Three days ago, when looking at the unprecedented, record outflows from US equities (coupled with continued inflow into bond funds into what BofA's Hans Mikkelsen would likely dub the Great Antirotation) we asked a simple question: "who is buying... no really".
Then yesterday, the spoofing algos were briefly spooked when Yellen, for the second time in under one year, issued a warning about valuations, only this time instead of bashing the biotech and social media sector, the non-Series 7, 63 certified financial advisor brought attention to the entire market saying "equity market valuations generally are quite high."
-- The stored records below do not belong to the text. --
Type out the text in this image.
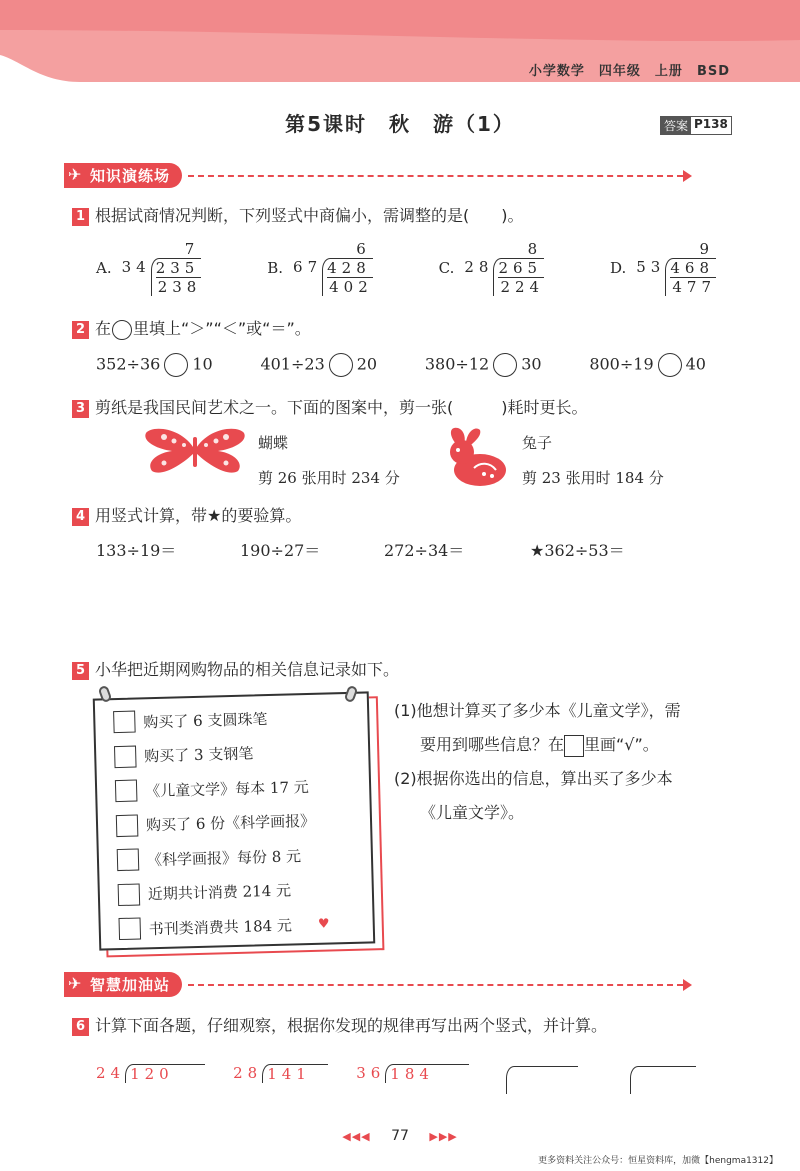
小学数学 四年级 上册 BSD
第5课时　秋　游（1）	答案 P138
✈ 知识演练场
1 根据试商情况判断，下列竖式中商偏小，需调整的是(　　)。
A.
7
34 235
238
B.
6
67 428
402
C.
8
28 265
224
D.
9
53 468
477
2 在 里填上“＞”“＜”或“＝”。
352÷36 10	401÷23 20	380÷12 30	800÷19 40
3 剪纸是我国民间艺术之一。下面的图案中，剪一张(　　　)耗时更长。
蝴蝶
剪 26 张用时 234 分
兔子
剪 23 张用时 184 分
4 用竖式计算，带★的要验算。
133÷19＝	190÷27＝	272÷34＝	★362÷53＝
5 小华把近期网购物品的相关信息记录如下。
购买了 6 支圆珠笔
购买了 3 支钢笔
《儿童文学》每本 17 元
购买了 6 份《科学画报》
《科学画报》每份 8 元
近期共计消费 214 元
书刊类消费共 184 元 ♥
(1)他想计算买了多少本《儿童文学》，需
要用到哪些信息？在 里画“√”。
(2)根据你选出的信息，算出买了多少本
《儿童文学》。
✈ 智慧加油站
6 计算下面各题，仔细观察，根据你发现的规律再写出两个竖式，并计算。
24 120	28 141	36 184
◀◀◀ 77 ▶▶▶
更多资料关注公众号：恒星资料库，加微【hengma1312】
She was referring to a level in the S&P around 2100 (aka 21x forward GAAP P/E multiple) which is where the S&P has been trading for the past several months, a level which was as high as 2120 in the first quarter, on February 20, 2015.
Yet, one entity that clearly disagrees with her assessment is none other than her peer institution in Switzerland, the Swiss Central Bank, which as we noted earlier, owned a record $1.1 billion in AAPL stock as of March 31.
The Swiss National Bank is also the answer to the question we posed, rhetorically, a few days ago:
"Who is buying"?
We now know, because while everyone else, hedge funds included, were dumping stocks in droves, here is what the Swiss National Bank was doing:
Together with companies engaging in record amounts of stock buybacks, the SNB was buying billions and billions worth of shares. So much so, in fact, that its US-listed equity portfolio rose by a record 40% to a record $37 billion.
And now we know, even if we don't know how many other central banks were active alongside the Swiss during its record stock-buying spree. And perhaps even more apropos: which central bank was selling to the SNB?
Finally, those wondering if the Fed gave the SNB the money with which to buy stocks on its behalf, the answer based on the most recent NY Fed FX swap data, is no. At least not in the most recent week.